かつてないロボット「LOVOT」が世に送り出されるまでの舞台裏 (4/6 ページ)
ほんのり暖かくて、人懐っこくて、個性的で、かわいくて――家族型ロボット「LOVOT」(らぼっと)開発の裏側に迫る。
前例のない製品に協力してくれるベンダー探しの難しさ
司会 LOVOTのようなユニークな製品を下支えするシステムが、「SaaSの組み合わせでできている」というのも興味深いところです。どのような経緯からそうなったのでしょうか。
杉田 SaaSベンダーは売って終わりではなく、システムを導入した後に共に成長していってそこから収益を得るモデルですよね。彼らの視点からすると、ぼくらに成長してもらわなければ困るわけで、成長してもらうためには自分たちもがんばって技術やサービスを提供してワークしなければ困る。そのあたりの思惑が合致したのが大きな理由です。
福田 コスト見合いも含めて考えると、SaaSのほうが合理的なプライスレンジに至ったり、早期の立ち上げやスモールスタートをしやすいという現実的な観点もありました。
司会 実物がない中で、開発パートナーやソリューションを選ぶのにも苦労したのではないでしょうか。
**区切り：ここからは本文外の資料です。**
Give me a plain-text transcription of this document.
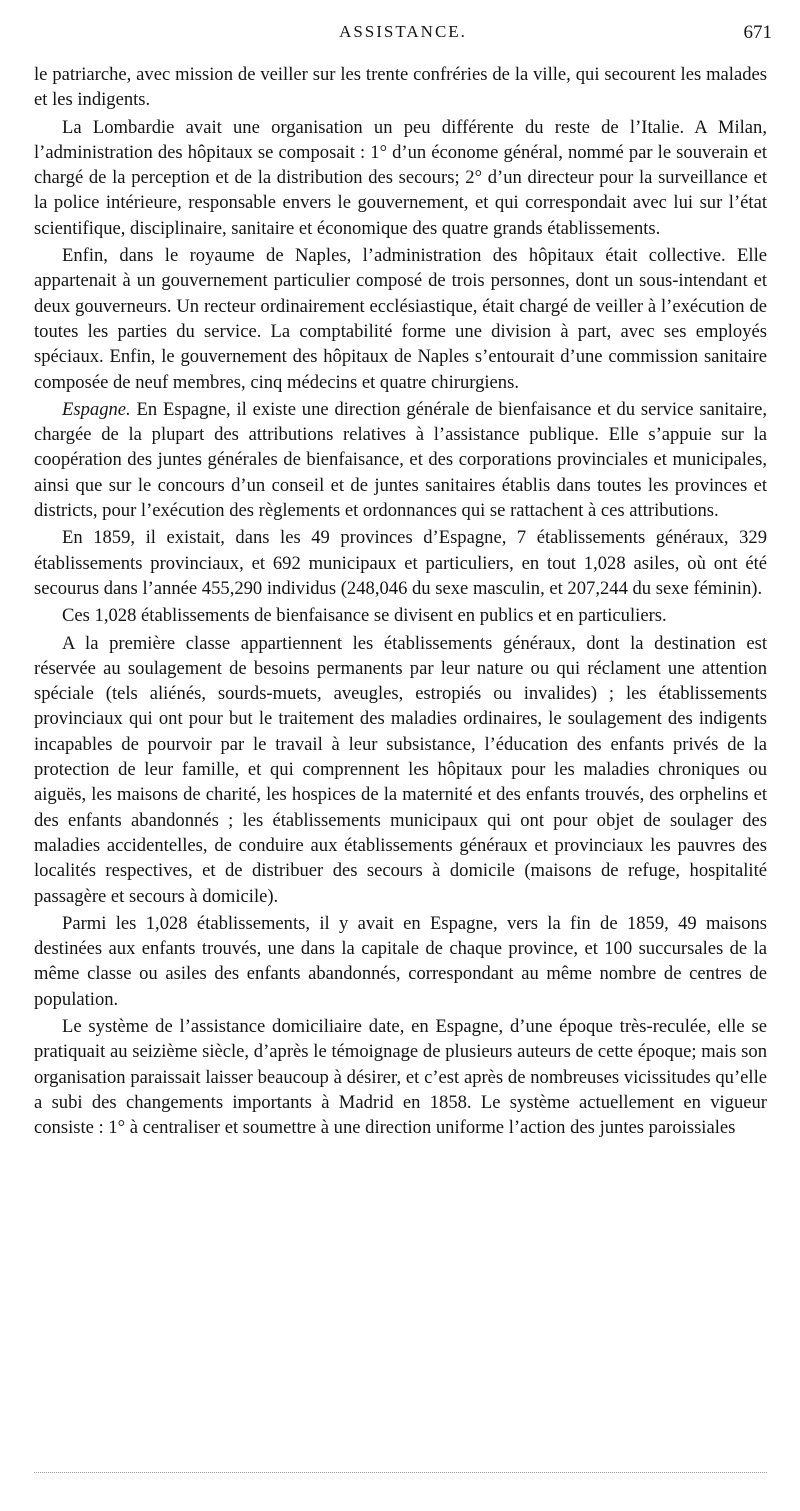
ASSISTANCE.	671

le patriarche, avec mission de veiller sur les trente confréries de la ville, qui secourent les malades et les indigents.

La Lombardie avait une organisation un peu différente du reste de l’Italie. A Milan, l’administration des hôpitaux se composait : 1° d’un économe général, nommé par le souverain et chargé de la perception et de la distribution des secours; 2° d’un directeur pour la surveillance et la police intérieure, responsable envers le gouvernement, et qui correspondait avec lui sur l’état scientifique, disciplinaire, sanitaire et économique des quatre grands établissements.

Enfin, dans le royaume de Naples, l’administration des hôpitaux était collective. Elle appartenait à un gouvernement particulier composé de trois personnes, dont un sous-intendant et deux gouverneurs. Un recteur ordinairement ecclésiastique, était chargé de veiller à l’exécution de toutes les parties du service. La comptabilité forme une division à part, avec ses employés spéciaux. Enfin, le gouvernement des hôpitaux de Naples s’entourait d’une commission sanitaire composée de neuf membres, cinq médecins et quatre chirurgiens.

Espagne. En Espagne, il existe une direction générale de bienfaisance et du service sanitaire, chargée de la plupart des attributions relatives à l’assistance publique. Elle s’appuie sur la coopération des juntes générales de bienfaisance, et des corporations provinciales et municipales, ainsi que sur le concours d’un conseil et de juntes sanitaires établis dans toutes les provinces et districts, pour l’exécution des règlements et ordonnances qui se rattachent à ces attributions.

En 1859, il existait, dans les 49 provinces d’Espagne, 7 établissements généraux, 329 établissements provinciaux, et 692 municipaux et particuliers, en tout 1,028 asiles, où ont été secourus dans l’année 455,290 individus (248,046 du sexe masculin, et 207,244 du sexe féminin).

Ces 1,028 établissements de bienfaisance se divisent en publics et en particuliers.

A la première classe appartiennent les établissements généraux, dont la destination est réservée au soulagement de besoins permanents par leur nature ou qui réclament une attention spéciale (tels aliénés, sourds-muets, aveugles, estropiés ou invalides) ; les établissements provinciaux qui ont pour but le traitement des maladies ordinaires, le soulagement des indigents incapables de pourvoir par le travail à leur subsistance, l’éducation des enfants privés de la protection de leur famille, et qui comprennent les hôpitaux pour les maladies chroniques ou aiguës, les maisons de charité, les hospices de la maternité et des enfants trouvés, des orphelins et des enfants abandonnés ; les établissements municipaux qui ont pour objet de soulager des maladies accidentelles, de conduire aux établissements généraux et provinciaux les pauvres des localités respectives, et de distribuer des secours à domicile (maisons de refuge, hospitalité passagère et secours à domicile).

Parmi les 1,028 établissements, il y avait en Espagne, vers la fin de 1859, 49 maisons destinées aux enfants trouvés, une dans la capitale de chaque province, et 100 succursales de la même classe ou asiles des enfants abandonnés, correspondant au même nombre de centres de population.

Le système de l’assistance domiciliaire date, en Espagne, d’une époque très-reculée, elle se pratiquait au seizième siècle, d’après le témoignage de plusieurs auteurs de cette époque; mais son organisation paraissait laisser beaucoup à désirer, et c’est après de nombreuses vicissitudes qu’elle a subi des changements importants à Madrid en 1858. Le système actuellement en vigueur consiste : 1° à centraliser et soumettre à une direction uniforme l’action des juntes paroissiales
梅澤 ベンダー、パートナー選定はとても苦労しました。60数社とお会いしましたが、何しろ、まだ見ぬものを作るという話なので、理解してもらうのがとても難しかったです。
司会 どのような働きかけをしたのですか。
梅澤 RFP(提案依頼書)の冒頭に、GXのCEO、林要さんの半生を持ってきて、経歴やどんなことを成し遂げたいのか、LOVOTが世の中に提供する価値は何なのか――というところを、丁寧に説明しました。
杉田: 僕がベンダーに説明したのは、「存在感が価値になるロボット」だということです。今はLOVOTそのものがあるから説明しやすいですが、当時は具体的なモノがなかったので、とにかく理解してもらうのが難しかった。
「投資する価値がある」と言ってくれる会社と、「こんなのよく分からないな、具体性も見えないし、役に立たないロボットなんて作ってどうするんだ」と言う会社と、見事に二極化しましたね。
まだモノがない中で話をしているときには、「人に愛を告白しているような気持ち」にもなりました。「将来に向けて、こんなすてきなことを考えているから、ちょっと僕のことを好きになってよ」というような(笑)。そんな気持ちで60数社回って、振られることもあれば、ちょっとキープでいいかなと言ってもらえることがあったり、真剣にお付き合いしましょうといってもらえたりしました。
梅澤 面白かったのは、大手のSI企業の方々より、SaaSベンダーやSaaSサービスを中心に提供しているSI企業の方々の方が興味を持ってくださったところです。彼らが扱っているSaaSというサービスの性質上、「一緒にビジネスを作っていくという思想」が強いので、われわれの提案に対して前向きでしたね。